De nombreuses autres travailleuses ne modifient pas leurs horaires, mais contournent leurs symptômes en prenant des congés maladie (les absences peuvent varier en moyenne entre 15 et 20 jours par an). C'est le cas d'Adriana, employée dans le secteur immobilier. « J'ai vécu une transition très difficile, j'avais des bouffées de chaleur, des migraines, de l'anxiété. J'ai dû m'absenter du travail pendant plusieurs jours. » Elle a cependant cherché, comme la majorité de ses consœurs, à cacher le vrai motif.

« Je n'osais pas dire ce qui m'arrivait. Mon chef était un jeune homme, j'étais gênée, je pensais qu'il ne comprendrait pas. J'ai été tentée de démissionner », confie-t-elle à Equal Times.

Une travailleuse ménopausée sur six envisage, comme Adriana, d'arrêter de travailler. « Elles quittent leur poste parce qu'elles ne se sentent pas comprises », explique Marvi Lárez. « Souvent, au travail, on vous colle une étiquette. Si vous prenez un congé de maladie, à votre retour, on vous change de poste. Cela est arrivé à des filles de notre groupe. » Face à ce constat, « la ménopause peut-elle être considérée comme un enjeu professionnel ? », commence à se demander l'Organisation internationale du travail (OIT), non seulement en raison de ses effets qu'elle a en termes d'appauvrissement des femmes, mais aussi en raison de la perte de talents qu'elle implique pour les entreprises et la société en général. Cela dit, la question n'est peut-être pas bien formulée.
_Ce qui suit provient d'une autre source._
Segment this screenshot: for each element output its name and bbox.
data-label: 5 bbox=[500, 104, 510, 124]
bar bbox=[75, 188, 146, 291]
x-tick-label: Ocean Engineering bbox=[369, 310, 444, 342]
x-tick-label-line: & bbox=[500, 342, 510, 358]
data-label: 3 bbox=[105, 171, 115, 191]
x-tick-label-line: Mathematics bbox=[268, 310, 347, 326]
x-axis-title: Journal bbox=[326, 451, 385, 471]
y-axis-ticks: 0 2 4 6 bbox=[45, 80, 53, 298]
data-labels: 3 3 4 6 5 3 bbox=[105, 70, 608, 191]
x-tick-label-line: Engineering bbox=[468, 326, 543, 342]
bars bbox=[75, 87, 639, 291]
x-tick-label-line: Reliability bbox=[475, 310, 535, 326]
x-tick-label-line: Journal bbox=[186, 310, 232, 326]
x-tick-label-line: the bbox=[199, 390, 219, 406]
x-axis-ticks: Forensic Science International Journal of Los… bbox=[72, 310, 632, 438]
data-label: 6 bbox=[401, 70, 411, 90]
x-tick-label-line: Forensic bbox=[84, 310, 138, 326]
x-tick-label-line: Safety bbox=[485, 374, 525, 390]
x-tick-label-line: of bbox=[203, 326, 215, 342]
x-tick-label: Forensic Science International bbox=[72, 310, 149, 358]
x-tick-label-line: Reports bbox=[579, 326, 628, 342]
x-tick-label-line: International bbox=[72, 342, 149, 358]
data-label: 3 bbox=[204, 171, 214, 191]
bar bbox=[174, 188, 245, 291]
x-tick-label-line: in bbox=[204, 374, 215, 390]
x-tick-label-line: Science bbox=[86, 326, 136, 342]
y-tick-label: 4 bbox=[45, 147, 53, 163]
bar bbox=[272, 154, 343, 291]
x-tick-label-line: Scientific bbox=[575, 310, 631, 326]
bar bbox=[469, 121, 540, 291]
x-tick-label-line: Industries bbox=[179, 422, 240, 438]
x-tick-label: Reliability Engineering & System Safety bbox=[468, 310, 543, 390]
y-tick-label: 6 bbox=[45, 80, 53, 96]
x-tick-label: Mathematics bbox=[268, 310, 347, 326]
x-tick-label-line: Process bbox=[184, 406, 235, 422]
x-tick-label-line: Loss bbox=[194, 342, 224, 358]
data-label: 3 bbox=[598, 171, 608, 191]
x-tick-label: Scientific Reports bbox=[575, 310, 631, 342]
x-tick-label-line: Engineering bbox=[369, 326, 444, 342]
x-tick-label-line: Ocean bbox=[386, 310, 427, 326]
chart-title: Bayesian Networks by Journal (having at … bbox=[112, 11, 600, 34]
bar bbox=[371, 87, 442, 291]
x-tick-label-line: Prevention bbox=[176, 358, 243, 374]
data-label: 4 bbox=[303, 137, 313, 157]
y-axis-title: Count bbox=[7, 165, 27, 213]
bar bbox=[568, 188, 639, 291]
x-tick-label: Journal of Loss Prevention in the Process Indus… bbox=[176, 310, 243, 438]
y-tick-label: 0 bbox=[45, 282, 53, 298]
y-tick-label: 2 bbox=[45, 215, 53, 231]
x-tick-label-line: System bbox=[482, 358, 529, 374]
Ce n'est pas tant la ménopause qui pose problème, mais la manière dont elle est gérée.

Comme explique Marvi Lárez : « Les femmes ne partent pas, on les pousse à partir parce qu'elles n'ont pas le soutien nécessaire pour pouvoir continuer ».

Aménagements raisonnables

En 2022, encouragée par les études menées au Royaume-Uni, Lina Gálvez a soumis au Parlement européen une question inédite : de quelles données disposait-on sur l'impact de la ménopause sur le lieu de travail et quelles mesures étaient prévues pour l'atténuer ? La réponse ne l'a guère surprise. « Personne ne s'y attendait. Il n'y avait rien de prévu, pas même la moindre information à ce sujet. »

Cela fait des années que les femmes ont massivement intégré le monde du travail, mais celui-ci ne s'est pas soucié de répondre à leurs besoins. « Un voile d'invisibilité entoure la biologie féminine. Même la taille des uniformes ou des outils est adaptée aux hommes », souligne Monica Ricou, professeure en droit du travail à l'UOC. Les syndicats et les institutions telles que l'Agence européenne pour la sécurité et la santé au travail réclament depuis longtemps la prise en compte de la dimension de genre dans la prévention des risques professionnels. Mme Ricou abonde en ce sens :

« On ne peut plus ignorer le fait que les entreprises emploient des hommes et des femmes. On sait qu'un même facteur de risque peut avoir des effets différents sur les femmes et les hommes. Qui plus est, du fait de leur fonction reproductive, les femmes connaissent des changements pendant la menstruation, la grossesse et la ménopause. Tout cela devrait être pris en compte dans les évaluations. »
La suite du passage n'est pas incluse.